Anna Paula tem posições firmes sobre o papel do Brasil no cenário internacional e como as empresas que ela representa podem contribuir nesta missão. “Com o apoio governamental, investimentos internacionais e um plano estratégico claro, o país pode não apenas se tornar autossuficiente na produção de cacau, mas também exportar de forma competitiva”, afirmou ela em entrevista à Forbes. Confira:
A entidade que você comanda é formada por poucos atores, sendo três gigantes multinacionais que dominam o mercado. O que querem estas empresas?
Cada empresa tem seus interesses específicos, e competem entre si, mas todas têm um objetivo comum: fazer com que o Brasil volte a ser autossuficiente na produção de amêndoas de cacau. Dependemos da importação de cacau, e estamos passando por um momento crítico. Se não mudarmos o cenário do cacau, corremos o risco de parar fábricas por falta de matéria-prima. Temos trabalhado para que isso não aconteça, mas dependendo do que ocorrer com a produção no Brasil este ano, enfrentamos um risco real de ficar sem produto.
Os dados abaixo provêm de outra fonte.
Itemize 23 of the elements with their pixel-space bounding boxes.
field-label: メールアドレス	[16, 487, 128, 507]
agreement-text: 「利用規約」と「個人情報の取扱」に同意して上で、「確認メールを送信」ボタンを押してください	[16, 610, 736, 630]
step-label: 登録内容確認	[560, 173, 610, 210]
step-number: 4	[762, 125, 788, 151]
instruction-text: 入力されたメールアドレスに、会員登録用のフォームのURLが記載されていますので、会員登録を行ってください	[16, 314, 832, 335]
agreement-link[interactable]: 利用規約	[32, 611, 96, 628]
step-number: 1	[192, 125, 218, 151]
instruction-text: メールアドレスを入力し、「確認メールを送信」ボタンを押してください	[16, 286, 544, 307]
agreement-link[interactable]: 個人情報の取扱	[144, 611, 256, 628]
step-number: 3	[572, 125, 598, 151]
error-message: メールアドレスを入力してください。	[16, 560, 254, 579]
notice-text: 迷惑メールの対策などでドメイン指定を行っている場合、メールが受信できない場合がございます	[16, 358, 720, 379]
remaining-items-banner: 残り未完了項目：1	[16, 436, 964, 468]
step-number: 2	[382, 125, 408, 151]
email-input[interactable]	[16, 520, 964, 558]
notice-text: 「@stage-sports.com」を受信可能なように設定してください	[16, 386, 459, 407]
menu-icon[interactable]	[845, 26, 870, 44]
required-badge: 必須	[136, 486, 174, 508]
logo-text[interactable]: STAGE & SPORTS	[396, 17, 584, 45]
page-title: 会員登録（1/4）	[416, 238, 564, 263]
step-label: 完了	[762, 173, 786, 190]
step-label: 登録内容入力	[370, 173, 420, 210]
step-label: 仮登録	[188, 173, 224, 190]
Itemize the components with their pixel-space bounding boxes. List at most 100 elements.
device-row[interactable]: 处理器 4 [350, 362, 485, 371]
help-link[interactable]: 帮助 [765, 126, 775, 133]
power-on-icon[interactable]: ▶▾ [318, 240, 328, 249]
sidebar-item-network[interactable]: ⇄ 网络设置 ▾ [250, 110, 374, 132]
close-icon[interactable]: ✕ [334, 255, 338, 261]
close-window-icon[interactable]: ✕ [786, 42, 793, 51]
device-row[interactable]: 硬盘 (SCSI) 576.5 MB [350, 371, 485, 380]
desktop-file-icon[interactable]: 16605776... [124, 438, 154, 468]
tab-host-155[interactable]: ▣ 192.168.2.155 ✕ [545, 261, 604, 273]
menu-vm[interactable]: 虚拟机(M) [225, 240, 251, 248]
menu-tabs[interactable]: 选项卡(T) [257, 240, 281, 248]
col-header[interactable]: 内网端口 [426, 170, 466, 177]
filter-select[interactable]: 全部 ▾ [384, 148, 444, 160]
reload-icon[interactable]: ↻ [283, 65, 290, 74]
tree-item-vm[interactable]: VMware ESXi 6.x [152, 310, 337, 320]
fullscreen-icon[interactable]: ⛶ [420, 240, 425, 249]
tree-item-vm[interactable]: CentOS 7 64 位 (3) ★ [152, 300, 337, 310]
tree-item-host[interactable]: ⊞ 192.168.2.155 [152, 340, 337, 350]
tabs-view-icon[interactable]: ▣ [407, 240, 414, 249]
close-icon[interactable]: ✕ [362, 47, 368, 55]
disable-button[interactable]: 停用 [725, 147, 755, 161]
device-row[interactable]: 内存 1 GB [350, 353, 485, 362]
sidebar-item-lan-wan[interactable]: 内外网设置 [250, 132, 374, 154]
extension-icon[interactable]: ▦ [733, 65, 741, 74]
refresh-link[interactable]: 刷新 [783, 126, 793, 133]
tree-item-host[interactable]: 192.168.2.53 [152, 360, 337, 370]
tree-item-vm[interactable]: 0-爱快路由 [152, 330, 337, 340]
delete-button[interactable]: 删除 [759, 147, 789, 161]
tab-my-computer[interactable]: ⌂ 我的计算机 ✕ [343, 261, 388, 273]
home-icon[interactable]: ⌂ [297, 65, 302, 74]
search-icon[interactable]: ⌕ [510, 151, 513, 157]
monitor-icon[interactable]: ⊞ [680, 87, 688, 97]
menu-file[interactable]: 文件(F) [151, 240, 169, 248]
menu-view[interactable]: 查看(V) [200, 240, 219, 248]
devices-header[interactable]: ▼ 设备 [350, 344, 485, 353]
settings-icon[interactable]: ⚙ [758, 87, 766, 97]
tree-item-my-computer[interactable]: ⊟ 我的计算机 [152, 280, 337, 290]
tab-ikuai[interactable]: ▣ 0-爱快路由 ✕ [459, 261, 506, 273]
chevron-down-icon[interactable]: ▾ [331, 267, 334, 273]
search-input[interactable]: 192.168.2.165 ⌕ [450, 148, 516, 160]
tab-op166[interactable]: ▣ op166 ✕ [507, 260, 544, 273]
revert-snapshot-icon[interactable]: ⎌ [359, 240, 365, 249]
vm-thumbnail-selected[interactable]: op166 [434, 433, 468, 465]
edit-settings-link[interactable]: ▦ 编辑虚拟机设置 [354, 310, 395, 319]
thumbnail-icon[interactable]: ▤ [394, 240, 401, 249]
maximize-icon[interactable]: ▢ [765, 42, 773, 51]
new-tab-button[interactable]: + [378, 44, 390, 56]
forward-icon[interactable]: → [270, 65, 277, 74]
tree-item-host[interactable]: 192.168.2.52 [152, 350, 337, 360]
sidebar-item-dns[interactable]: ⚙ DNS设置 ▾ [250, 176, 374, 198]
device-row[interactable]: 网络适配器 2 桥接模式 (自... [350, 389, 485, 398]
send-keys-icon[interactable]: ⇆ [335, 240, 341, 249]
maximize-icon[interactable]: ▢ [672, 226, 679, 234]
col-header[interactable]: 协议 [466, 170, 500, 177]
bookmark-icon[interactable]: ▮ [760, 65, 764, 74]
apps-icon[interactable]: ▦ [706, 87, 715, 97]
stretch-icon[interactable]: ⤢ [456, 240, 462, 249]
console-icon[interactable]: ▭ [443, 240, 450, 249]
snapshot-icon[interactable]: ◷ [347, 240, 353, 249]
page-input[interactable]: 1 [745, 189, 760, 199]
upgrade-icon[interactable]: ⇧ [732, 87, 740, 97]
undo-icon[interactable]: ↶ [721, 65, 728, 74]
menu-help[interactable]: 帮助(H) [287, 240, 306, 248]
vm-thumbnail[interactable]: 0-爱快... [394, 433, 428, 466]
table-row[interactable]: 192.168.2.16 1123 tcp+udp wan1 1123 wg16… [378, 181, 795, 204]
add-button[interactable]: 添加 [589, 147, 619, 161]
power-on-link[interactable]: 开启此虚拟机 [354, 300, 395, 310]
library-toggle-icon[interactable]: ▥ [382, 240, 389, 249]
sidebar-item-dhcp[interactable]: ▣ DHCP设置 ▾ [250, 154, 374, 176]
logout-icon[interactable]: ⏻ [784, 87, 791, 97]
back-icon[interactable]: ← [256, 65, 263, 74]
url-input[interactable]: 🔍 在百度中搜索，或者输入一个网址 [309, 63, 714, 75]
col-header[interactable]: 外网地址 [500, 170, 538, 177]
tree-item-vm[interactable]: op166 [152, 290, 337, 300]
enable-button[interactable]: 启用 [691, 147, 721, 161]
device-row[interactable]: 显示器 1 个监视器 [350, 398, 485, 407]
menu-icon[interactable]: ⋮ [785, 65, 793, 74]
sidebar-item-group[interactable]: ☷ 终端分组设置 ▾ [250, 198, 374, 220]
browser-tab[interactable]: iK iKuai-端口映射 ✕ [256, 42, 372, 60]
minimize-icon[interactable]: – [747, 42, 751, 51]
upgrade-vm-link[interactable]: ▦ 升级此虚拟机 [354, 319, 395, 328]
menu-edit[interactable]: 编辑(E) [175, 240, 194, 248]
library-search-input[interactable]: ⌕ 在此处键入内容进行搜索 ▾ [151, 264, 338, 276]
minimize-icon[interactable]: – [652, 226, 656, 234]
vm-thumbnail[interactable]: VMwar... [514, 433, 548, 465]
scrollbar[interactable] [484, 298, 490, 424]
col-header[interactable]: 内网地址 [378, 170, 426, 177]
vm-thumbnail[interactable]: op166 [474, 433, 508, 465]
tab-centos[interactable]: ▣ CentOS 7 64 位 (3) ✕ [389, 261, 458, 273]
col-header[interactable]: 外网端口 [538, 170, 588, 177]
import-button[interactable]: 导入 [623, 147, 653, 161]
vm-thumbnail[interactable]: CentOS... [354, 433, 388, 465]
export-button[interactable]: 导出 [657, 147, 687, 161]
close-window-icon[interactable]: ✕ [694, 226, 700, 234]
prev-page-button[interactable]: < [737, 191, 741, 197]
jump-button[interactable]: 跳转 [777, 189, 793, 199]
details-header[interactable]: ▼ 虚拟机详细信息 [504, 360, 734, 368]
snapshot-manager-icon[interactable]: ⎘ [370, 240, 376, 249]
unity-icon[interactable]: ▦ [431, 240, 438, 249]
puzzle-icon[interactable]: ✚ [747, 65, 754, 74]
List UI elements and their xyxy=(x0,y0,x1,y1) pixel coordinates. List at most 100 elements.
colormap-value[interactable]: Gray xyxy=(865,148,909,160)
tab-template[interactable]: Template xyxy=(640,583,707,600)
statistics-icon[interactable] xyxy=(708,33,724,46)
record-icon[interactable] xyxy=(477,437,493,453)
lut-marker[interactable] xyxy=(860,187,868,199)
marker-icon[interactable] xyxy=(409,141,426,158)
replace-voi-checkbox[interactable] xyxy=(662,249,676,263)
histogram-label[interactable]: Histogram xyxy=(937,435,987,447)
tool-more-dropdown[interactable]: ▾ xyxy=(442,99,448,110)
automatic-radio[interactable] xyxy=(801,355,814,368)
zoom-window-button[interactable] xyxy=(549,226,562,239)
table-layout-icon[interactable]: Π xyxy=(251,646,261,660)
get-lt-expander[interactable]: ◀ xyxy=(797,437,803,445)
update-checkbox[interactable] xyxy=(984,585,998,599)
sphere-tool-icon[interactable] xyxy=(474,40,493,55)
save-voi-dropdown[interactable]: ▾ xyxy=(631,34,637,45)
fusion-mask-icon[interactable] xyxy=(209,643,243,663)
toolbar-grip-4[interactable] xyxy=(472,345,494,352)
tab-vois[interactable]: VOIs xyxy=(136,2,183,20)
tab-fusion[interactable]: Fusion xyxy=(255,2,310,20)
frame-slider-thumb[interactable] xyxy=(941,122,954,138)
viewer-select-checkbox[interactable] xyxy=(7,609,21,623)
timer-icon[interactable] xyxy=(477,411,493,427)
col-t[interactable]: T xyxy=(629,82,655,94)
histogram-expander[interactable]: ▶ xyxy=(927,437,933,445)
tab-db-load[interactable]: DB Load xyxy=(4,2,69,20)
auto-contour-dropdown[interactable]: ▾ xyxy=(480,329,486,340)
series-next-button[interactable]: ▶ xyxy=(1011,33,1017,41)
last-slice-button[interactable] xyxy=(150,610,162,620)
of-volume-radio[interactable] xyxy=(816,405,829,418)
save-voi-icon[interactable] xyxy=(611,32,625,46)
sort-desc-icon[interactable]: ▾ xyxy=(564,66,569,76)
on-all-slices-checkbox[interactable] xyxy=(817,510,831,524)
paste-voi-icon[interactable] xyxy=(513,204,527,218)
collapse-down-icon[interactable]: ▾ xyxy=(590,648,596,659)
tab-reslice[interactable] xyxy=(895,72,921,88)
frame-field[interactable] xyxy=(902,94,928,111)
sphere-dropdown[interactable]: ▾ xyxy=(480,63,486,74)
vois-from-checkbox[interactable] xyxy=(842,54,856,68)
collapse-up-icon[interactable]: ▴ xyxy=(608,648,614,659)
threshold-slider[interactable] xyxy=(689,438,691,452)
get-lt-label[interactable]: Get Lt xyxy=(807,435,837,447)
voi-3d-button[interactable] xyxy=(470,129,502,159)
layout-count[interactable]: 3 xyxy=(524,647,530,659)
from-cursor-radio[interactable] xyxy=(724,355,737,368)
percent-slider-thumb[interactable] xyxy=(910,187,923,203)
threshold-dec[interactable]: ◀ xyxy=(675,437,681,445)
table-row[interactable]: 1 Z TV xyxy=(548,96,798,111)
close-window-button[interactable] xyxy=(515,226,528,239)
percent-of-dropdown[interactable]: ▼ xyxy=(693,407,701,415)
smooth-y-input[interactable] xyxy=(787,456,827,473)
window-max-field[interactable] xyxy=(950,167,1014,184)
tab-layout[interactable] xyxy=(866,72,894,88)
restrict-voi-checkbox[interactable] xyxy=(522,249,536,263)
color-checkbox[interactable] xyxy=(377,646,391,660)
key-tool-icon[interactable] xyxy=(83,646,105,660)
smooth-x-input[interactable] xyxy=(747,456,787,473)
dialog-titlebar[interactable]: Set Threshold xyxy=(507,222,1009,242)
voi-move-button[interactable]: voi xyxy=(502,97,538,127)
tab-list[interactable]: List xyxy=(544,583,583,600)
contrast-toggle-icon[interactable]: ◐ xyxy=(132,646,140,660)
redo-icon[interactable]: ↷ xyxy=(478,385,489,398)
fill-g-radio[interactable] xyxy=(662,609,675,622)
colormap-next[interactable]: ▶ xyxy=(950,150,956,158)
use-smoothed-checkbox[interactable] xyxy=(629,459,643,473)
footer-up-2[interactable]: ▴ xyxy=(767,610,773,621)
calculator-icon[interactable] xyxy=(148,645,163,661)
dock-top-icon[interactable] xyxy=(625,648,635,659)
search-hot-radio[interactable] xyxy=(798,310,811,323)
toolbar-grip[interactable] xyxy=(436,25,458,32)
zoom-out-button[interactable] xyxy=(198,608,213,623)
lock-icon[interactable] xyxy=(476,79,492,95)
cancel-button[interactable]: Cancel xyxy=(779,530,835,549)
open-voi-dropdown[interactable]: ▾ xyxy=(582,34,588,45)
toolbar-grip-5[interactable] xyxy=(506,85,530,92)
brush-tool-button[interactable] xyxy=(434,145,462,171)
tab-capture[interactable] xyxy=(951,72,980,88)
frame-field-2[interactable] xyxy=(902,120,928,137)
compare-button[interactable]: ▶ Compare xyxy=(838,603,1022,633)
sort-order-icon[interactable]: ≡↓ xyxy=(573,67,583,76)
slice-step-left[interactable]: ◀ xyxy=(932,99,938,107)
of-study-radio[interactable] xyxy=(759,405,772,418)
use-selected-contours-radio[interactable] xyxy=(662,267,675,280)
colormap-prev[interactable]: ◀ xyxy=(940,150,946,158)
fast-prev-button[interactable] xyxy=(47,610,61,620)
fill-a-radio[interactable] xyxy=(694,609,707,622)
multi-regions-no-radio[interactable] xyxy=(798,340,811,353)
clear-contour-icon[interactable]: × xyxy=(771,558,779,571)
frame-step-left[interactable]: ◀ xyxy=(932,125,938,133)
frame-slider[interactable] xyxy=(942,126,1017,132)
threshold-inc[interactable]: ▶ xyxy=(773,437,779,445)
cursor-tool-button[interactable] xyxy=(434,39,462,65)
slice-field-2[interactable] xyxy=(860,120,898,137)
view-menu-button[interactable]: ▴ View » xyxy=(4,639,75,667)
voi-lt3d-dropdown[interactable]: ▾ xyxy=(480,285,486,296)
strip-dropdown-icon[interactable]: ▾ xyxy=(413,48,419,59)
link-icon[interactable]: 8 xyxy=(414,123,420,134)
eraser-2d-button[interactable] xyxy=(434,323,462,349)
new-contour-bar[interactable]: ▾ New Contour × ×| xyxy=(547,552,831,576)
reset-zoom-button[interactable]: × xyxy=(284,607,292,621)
Se isso ocorrer, importar de onde?
O Brasil só pode importar cacau da Costa do Marfim e de Gana, mas esses países também estão enfrentando problemas de oferta. Dependemos da importação para manter as fábricas funcionando, mas a safra deste ano pode ser uma das piores devido a pragas como a vassoura-de-bruxa e a podridão-parda.
Como as empresas estão lidando com isso do ponto de vista institucional?
Cada empresa tem suas estratégias competitivas, mas estamos focando em projetos para aumentar a produção. Temos trabalhado para aumentar a produtividade das áreas já existentes e também em áreas não tradicionais, como São Paulo, Minas e Tocantins. Em dois ou três anos, essas novas áreas podem começar a fazer diferença, reduzindo a necessidade de importação.
O Brasil tem fama de não ter bom chocolate. Como você vê essa questão?
Não concordo com essa máxima de que o chocolate brasileiro não é bom. O que acontece é que o brasileiro gosta de chocolate ao leite, com mais açúcar e leite, enquanto o europeu prefere algo diferente. O cacau brasileiro pode ser melhor fermentado e ter melhores práticas, mas isso está ligado à renda do produtor. Quando o produtor tem uma renda melhor, ele pode esperar o momento certo para colher e fermentar o cacau adequadamente.
O preço da tonelada de cacau chegou a US$ 11 mil e neste mês de setembro flutuou próximo de US$ 7,9 mil na Bolsa de Nova York. Para onde vai esse mercado?
Esse preço flutua muito por causa da realização de lucros. O cenário de oferta e demanda global ainda é preocupante. O International Cocoa Organization (ICCO) estima um déficit de mais de 400 mil toneladas. Não temos visto uma retração no consumo porque o aumento do custo da matéria-prima ainda não chegou totalmente aos consumidores. Mas em algum momento, isso vai impactar a demanda.
Esse cenário abre uma janela para o Brasil voltar a ser um exportador?
O que vislumbramos é que precisamos abastecer o mercado interno. Com 300 mil toneladas de cacau no Brasil, não precisaríamos mais importar. A partir daí, qualquer excedente poderia ser exportado, mas o foco inicial é garantir a autossuficiência.
Com a China se tornando uma nova consumidora de cacau, isso impacta o mercado brasileiro?
O aumento do consumo na China é um fator que afeta o mercado global de cacau. A demanda na China vem crescendo nos últimos anos, e isso acaba pressionando ainda mais a oferta global. No entanto, a China ainda consome menos cacau per capita do que países como os Estados Unidos e os da Europa, então há muito espaço para crescimento. Isso pode, sim, ser uma oportunidade para o Brasil no futuro.